Of course, what undergraduates are now competing for is not so much places in medical schools--as medicine is no longer a ticket to avoid the military or even to the upper class, but simply a sort of trade school, where, if you are interested in money, you have to compete for places among the radiologists, opthalmologists, anesthesiologists or dermatologists (the ROAD to happiness.) Or surgeons.  Outside the ROAD, most doctors are making salaries just below or just barely into 6 figures. 

No, undergraduates have become too sophisticated to want to be doctors or engineers--they know the big dollars are in finance, venture capital and all that jazz.  So let the games begin!

Of course, in the 1960's, when Ivy League schools began admitting students of modest financial means, a sizable proportion of these strivers wanted to go to medical school, or to become engineers. The only people more miserable at college than premeds were the engineers, the wags said.



These students took difficult courses and competed to be higher up on the grading curve with a bunch of equally determined and motivated kids.  

Nobody thought about potlucks, football games or Quidditch teams, well nobody who came to college to get ahead thought about any of that. 

Of course, there were still those who majored in French literature or Medieval History, who did not seem to worry much about launching into a job, much less a career after college. They somehow thought life would take care of them as it always had.



But then the Vietnam War blew up, and just about every male on campus suddenly got interested in what lay beyond graduation day, because getting drafted was more likely than not, and every biology, chemistry and physics major suddenly discovered that medical school looked like a very good idea.

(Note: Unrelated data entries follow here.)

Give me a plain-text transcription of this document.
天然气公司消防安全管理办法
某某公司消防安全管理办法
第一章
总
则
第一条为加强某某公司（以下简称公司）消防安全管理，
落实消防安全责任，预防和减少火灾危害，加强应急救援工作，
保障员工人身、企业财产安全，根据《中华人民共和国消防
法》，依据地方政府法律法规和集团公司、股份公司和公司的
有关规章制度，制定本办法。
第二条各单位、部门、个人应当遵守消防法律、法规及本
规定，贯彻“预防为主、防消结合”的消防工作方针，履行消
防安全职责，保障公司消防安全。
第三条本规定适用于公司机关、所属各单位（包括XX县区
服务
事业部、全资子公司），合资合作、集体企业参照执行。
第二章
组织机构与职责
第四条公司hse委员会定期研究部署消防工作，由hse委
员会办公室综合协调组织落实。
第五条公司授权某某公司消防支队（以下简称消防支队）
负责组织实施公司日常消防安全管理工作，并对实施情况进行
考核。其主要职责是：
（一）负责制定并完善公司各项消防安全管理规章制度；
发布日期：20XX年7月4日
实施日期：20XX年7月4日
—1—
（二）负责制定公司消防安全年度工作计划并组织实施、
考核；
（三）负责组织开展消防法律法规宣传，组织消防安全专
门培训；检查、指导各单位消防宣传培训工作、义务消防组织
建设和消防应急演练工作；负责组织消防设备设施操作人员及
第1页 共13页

Medical School was an automatic deferment between 1967 and 1974, and law school could sometimes be finessed into the judge advocate general corps, which was not a bad way to become a veteran without getting shot at.

After the draft ended, maybe things got back to hedonism and fecklessness on campus, but if Ms. Glassman is any guide, kids paying big tuitions may have decided a return on investment is in order, and Goldman Saks looks good.

But, if you are female, not worried about the draft, come from money, you can drift through college, party hard, and if you are still unmarried at graduation, go off to the Sorbonne or the London School of Economics and maybe picnic in Hyde Park, and drift along and maybe get a job in publishing or an art gallery or something toney, and why should college be hard work, or stressful or challenging?



College once upon a time was not about fun but about survival, competing and moving on to the next stage.

Pre meds, engineers and even some pre law students are now "careerists," and much gnashing of teeth happens over the loss of liberal education, the demise of departments of English, art history, Egyptology, philosophy, sociology, history and classics. 

When F. Scott Fitzgerald went off to Princeton, there were no SAT exams and the idea of meritocracy was that your father had gone to Princeton or your family was exceedingly rich.

Now it is all about grubby competition.

After all, if college is not a safe space, where does a girl find a safe space?

Real Life


As Thomas Hobbes noted, if you read Hobbes in college, life can be a drag:  "No arts; no letters; no society; and which is worst of all, continual fear, and danger of violent death; and the life of man, solitary, poor, nasty, brutish, and short."